From an industry perspective, it becomes possible to design RAG not just as a standalone function but as a system that includes retrieval, memory, decision-making, and tool integration. As a result, it may become easier to satisfy requirements such as reducing misinformation injection (hallucinations), keeping up with information updates, and enabling auditability.

Cross-Paper Reflections

Even though the four works in this review seem to have different themes, they share a common focus: moving to measure, explain, and design LLMs not as “output engines,” but as “systems that guarantee behavior.” FireBench tries to measure instruction following in forms close to enterprise and API deployment. The RLHF gradient analysis explains from the standpoint of learning dynamics “where the alignment learning signal reaches,” providing a rationale for why safety improvements can remain limited. Probing lack of stable internal beliefs aims to view persona consistency fluctuations from the perspective of internal states, guiding diagnosis deeper than surface-level quality evaluation. Finally, SoK for Agentic RAG organizes the fragmentation and non-unified evaluation that arise when retrieval and generation become agentified into a unified framework.
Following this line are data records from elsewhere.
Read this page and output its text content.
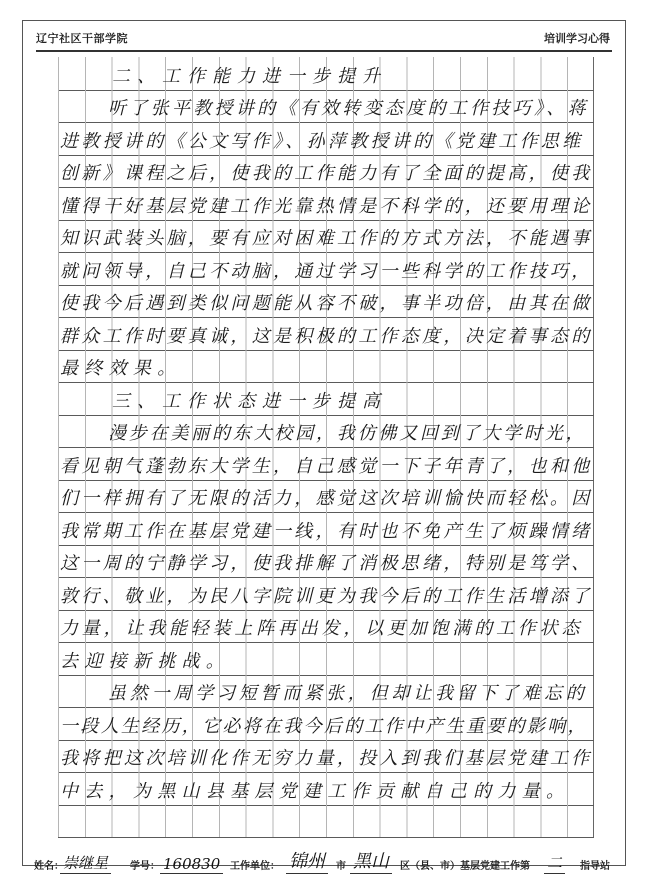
辽宁社区干部学院	培训学习心得
二、工作能力进一步提升
听了张平教授讲的《有效转变态度的工作技巧》、蒋
进教授讲的《公文写作》、孙萍教授讲的《党建工作思维
创新》课程之后，使我的工作能力有了全面的提高，使我
懂得干好基层党建工作光靠热情是不科学的，还要用理论
知识武装头脑，要有应对困难工作的方式方法，不能遇事
就问领导，自己不动脑，通过学习一些科学的工作技巧，
使我今后遇到类似问题能从容不破，事半功倍，由其在做
群众工作时要真诚，这是积极的工作态度，决定着事态的
最终效果。
三、工作状态进一步提高
漫步在美丽的东大校园，我仿佛又回到了大学时光，
看见朝气蓬勃东大学生，自己感觉一下子年青了，也和他
们一样拥有了无限的活力，感觉这次培训愉快而轻松。因
我常期工作在基层党建一线，有时也不免产生了烦躁情绪
这一周的宁静学习，使我排解了消极思绪，特别是笃学、
敦行、敬业，为民八字院训更为我今后的工作生活增添了
力量，让我能轻装上阵再出发，以更加饱满的工作状态
去迎接新挑战。
虽然一周学习短暂而紧张，但却让我留下了难忘的
一段人生经历，它必将在我今后的工作中产生重要的影响，
我将把这次培训化作无穷力量，投入到我们基层党建工作
中去，为黑山县基层党建工作贡献自己的力量。
姓名： 崇继星	学号： 160830 工作单位： 锦州	市 黑山	区（县、市）基层党建工作第 二	指导站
When these are combined, you can see that the main battleground in research and development is shifting from “improving model scores” toward “guaranteeing what properties a model has, under which assumptions, which states, and which evaluation axes.” Moreover, as seen on OpenAI Research’s pages, recent interest in safety and alignment is also expanding toward “safety controls that work in operations,” such as monitoring and instruction hierarchy. OpenAI Research The broader research trend is also suggestive of how tightly connected it is with agentification. For example, Google DeepMind talks about agentic workflows like Gemini Deep Think in the context of scientific advancement. Google DeepMind (Gemini Deep Think) As agentification progresses, the importance of evaluation, alignment, internal-state diagnosis, and systematization increases. This is because agents accumulate multiple judgments and actions—if it is unclear “at which stage the failure happened,” you cannot improve.

As a roadmap for the future, the cycle may strengthen: (1) identify “how it breaks” with field-oriented evaluations like FireBench, (2) narrow down “reasons learning doesn’t reach” with theory like RLHF gradient analysis, (3) diagnose “where the fluctuations come from” with internal-belief probing, and (4) prepare the “design space” and the “basis for comparison” with the SoK of Agentic RAG.

References

This article was automatically generated by LLM. It may contain errors.